While the intangible benefits of a company retreat—like employee engagement, employee morale, team cohesion, and company culture—are widely recognized, measuring the true return on investment (ROI of corporate retreats) remains one of the biggest challenges in corporate retreat planning.
Based on early insights from our upcoming 2025 Company Retreat Industry Report (500+ data points across surveys, conversations, and real booking data), ~17% of respondents identified measuring ROI or success as one of the most difficult parts of planning a company offsite.

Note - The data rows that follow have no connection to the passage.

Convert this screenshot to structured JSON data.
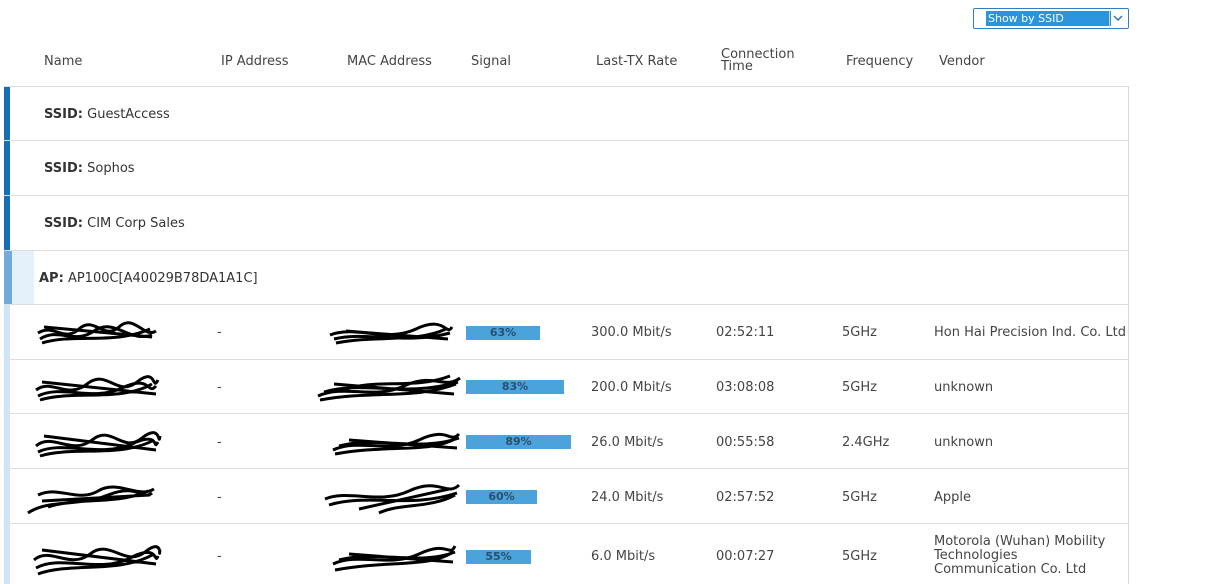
{
  "toolbar": {
    "view_select": {
      "value": "Show by SSID"
    }
  },
  "columns": [
    "Name",
    "IP Address",
    "MAC Address",
    "Signal",
    "Last-TX Rate",
    "Connection Time",
    "Frequency",
    "Vendor"
  ],
  "groups": [
    {
      "prefix": "SSID",
      "value": "GuestAccess"
    },
    {
      "prefix": "SSID",
      "value": "Sophos"
    },
    {
      "prefix": "SSID",
      "value": "CIM Corp Sales"
    }
  ],
  "ap": {
    "prefix": "AP",
    "value": "AP100C[A40029B78DA1A1C]"
  },
  "clients": [
    {
      "ip": "-",
      "signal_pct": 63,
      "signal_label": "63%",
      "rate": "300.0 Mbit/s",
      "time": "02:52:11",
      "freq": "5GHz",
      "vendor": "Hon Hai Precision Ind. Co. Ltd"
    },
    {
      "ip": "-",
      "signal_pct": 83,
      "signal_label": "83%",
      "rate": "200.0 Mbit/s",
      "time": "03:08:08",
      "freq": "5GHz",
      "vendor": "unknown"
    },
    {
      "ip": "-",
      "signal_pct": 89,
      "signal_label": "89%",
      "rate": "26.0 Mbit/s",
      "time": "00:55:58",
      "freq": "2.4GHz",
      "vendor": "unknown"
    },
    {
      "ip": "-",
      "signal_pct": 60,
      "signal_label": "60%",
      "rate": "24.0 Mbit/s",
      "time": "02:57:52",
      "freq": "5GHz",
      "vendor": "Apple"
    },
    {
      "ip": "-",
      "signal_pct": 55,
      "signal_label": "55%",
      "rate": "6.0 Mbit/s",
      "time": "00:07:27",
      "freq": "5GHz",
      "vendor": "Motorola (Wuhan) Mobility Technologies Communication Co. Ltd"
    }
  ],
  "colors": {
    "accent": "#1370b8",
    "signal_bar": "#4aa3da"
  },
  "icons": {
    "select_arrow": "chevron-down-icon",
    "redacted": "scribble"
  }
}
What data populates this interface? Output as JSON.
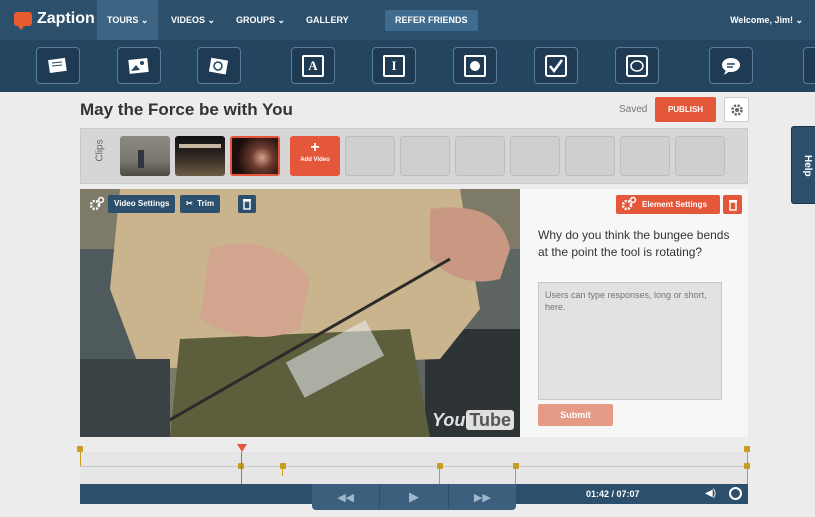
{
  "app": {
    "name": "Zaption"
  },
  "nav": {
    "items": [
      "TOURS",
      "VIDEOS",
      "GROUPS",
      "GALLERY"
    ],
    "refer": "REFER FRIENDS",
    "welcome": "Welcome, Jim!"
  },
  "toolbar": {
    "tools": [
      "text-card-icon",
      "image-icon",
      "drawing-icon",
      "answer-a-icon",
      "answer-i-icon",
      "radio-icon",
      "checkbox-icon",
      "discussion-icon",
      "comment-icon"
    ],
    "letter_a": "A",
    "letter_i": "I"
  },
  "help": "Help",
  "editor": {
    "title": "May the Force be with You",
    "status": "Saved",
    "publish": "PUBLISH"
  },
  "clips": {
    "label": "Clips",
    "add_video": "Add Video",
    "empty_slots": 7
  },
  "video": {
    "settings_label": "Video Settings",
    "trim_label": "Trim",
    "watermark_1": "You",
    "watermark_2": "Tube"
  },
  "element": {
    "settings_label": "Element Settings",
    "question": "Why do you think the bungee bends at the point the tool is rotating?",
    "response_placeholder": "Users can type responses, long or short, here.",
    "submit": "Submit"
  },
  "player": {
    "time": "01:42 / 07:07"
  },
  "colors": {
    "accent": "#e4573a",
    "nav": "#2c4f6c",
    "marker": "#c89c1e"
  }
}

And when you look at how companies actually measure success, the gap becomes even clearer:
- ~83% rely on feedback forms to gather feedback post-retreat
- ~61% use NPS-style surveys
- ~11% don’t formally measure success at all — a major missed opportunity
Most teams are evaluating retreats based on employee satisfaction, job satisfaction, and overall experience, rather than tying them directly to KPIs like retention rates, team performance, or revenue growth.
That doesn’t mean these approaches are wrong, but on their own, they’re incomplete.

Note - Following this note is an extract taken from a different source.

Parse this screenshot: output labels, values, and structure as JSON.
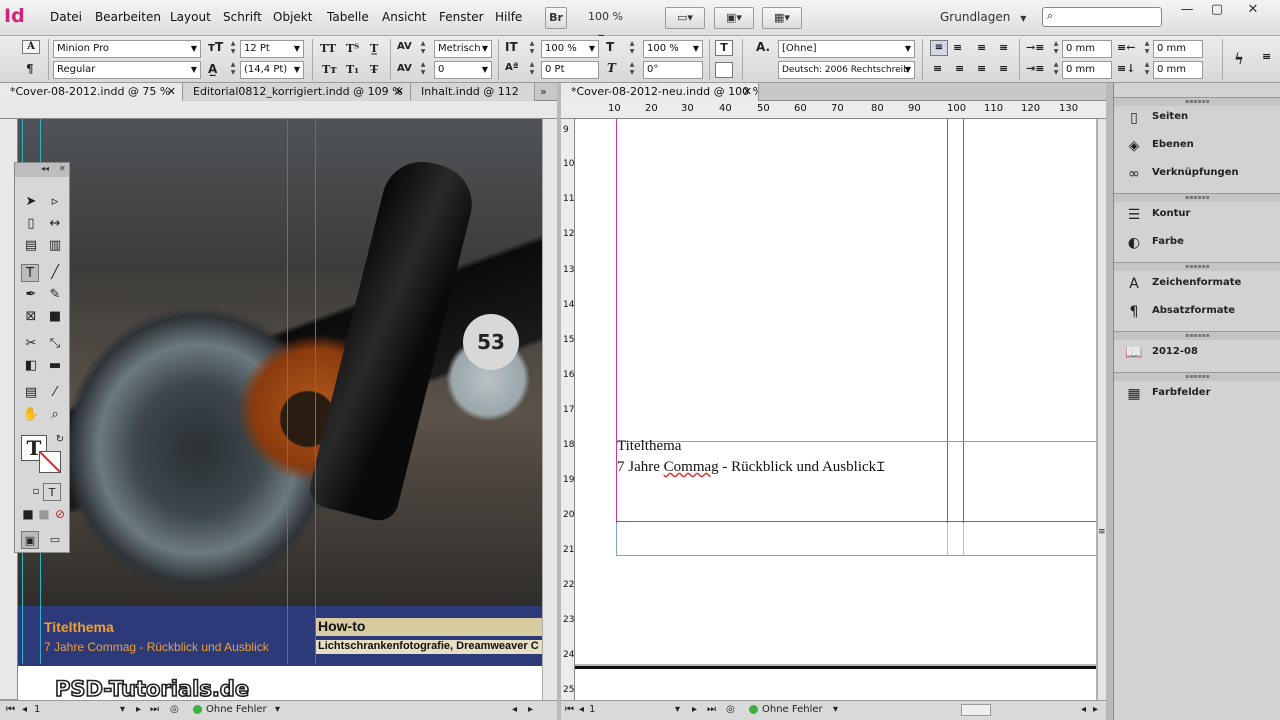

Start with clear objectives, the foundation of measurable ROI
To turn your corporate retreat into a measurable business investment, everything starts with clear objectives.

For Rafaelle Stavisky, setting a clear purpose is the very first step, she simply put:
“Know why you’re gathering and what people should walk away with. Let that purpose guide every decision.”
Episode 24 – Pioneers in Culture
Start with the “why,” and the rest of your retreat—from agenda and themes to team-building activities and overall experience design—will naturally fall into place.
This is especially important when you consider that ROI depends on intent + scale + measurement method.
Without a defined goal, you can’t measure success—no matter how strong the experience feels.
Measure your pre-retreat metrics (this is where most teams fall short)
Before your retreat begins, establish a baseline.
This means tracking the metrics that matter most to your business, such as:
- Employee retention and retention rates
- Employee engagement scores
- Productivity or team performance benchmarks
- Team dynamics and collaboration indicators

For Joshua Olson, engagement is a top priority. In Episode 22 of Pioneers In Culture, he shared how their fully remote team used open-space sessions led by employees to surface what mattered most.
By measuring engagement before the retreat, they created a clear benchmark to evaluate the retreat’s impact afterward.
This step is critical—but often skipped.
It’s also where many companies lose the ability to connect retreats to real ROI or cost savings.
Assess changes after the retreat (and don’t stop at surveys)
Once your retreat wraps, revisit the same KPIs and metrics you tracked before.
This might include:
- Changes in employee engagement or satisfaction
- Improvements in team cohesion, teamwork, and communication
- Shifts in retention rates or performance metrics
For Erin McCann, measuring success came down to two things: clarity and follow-up.
After hosting two 150-person company offsites, her team found their biggest wins came from:
- Repeating key messages during the retreat
- Reinforcing them through structured post-retreat follow-up
At Sun Gardens Dubrovnik, they built alignment into the agenda and sustained it afterward.
The result? A retreat that didn’t just create momentum—it maintained it.
Takeaway: Great retreats don’t end when the plane takes off.
The real ROI shows up in what happens after.
Calculate the savings (where ROI becomes tangible)
Once you’ve compared pre- and post-retreat data, you can begin estimating financial impact.
For example:
- If employee turnover drops by 10%
- And replacing an employee costs ~$60,000
For a team of 50, retaining just 5 employees could result in $300,000 in cost savings annually.
This is where corporate retreats shift from:
→ “nice-to-have experiences”
to
→ strategic investments that directly impact the bottom line
Mike Tan, co-founder and co-CEO of Retreats and Venues, has seen this play out firsthand across hundreds of corporate retreats:
“Team members stick around, team members that might’ve been disenfranchised stick around for the next retreat. They go on their retreat and all of a sudden they’re re-energized, realigned to the mission and they continue to stay on.”
This isn’t just a feel-good outcome. When disengaged employees choose to stay rather than leave, the cost savings compound fast — and they show up directly on the bottom line.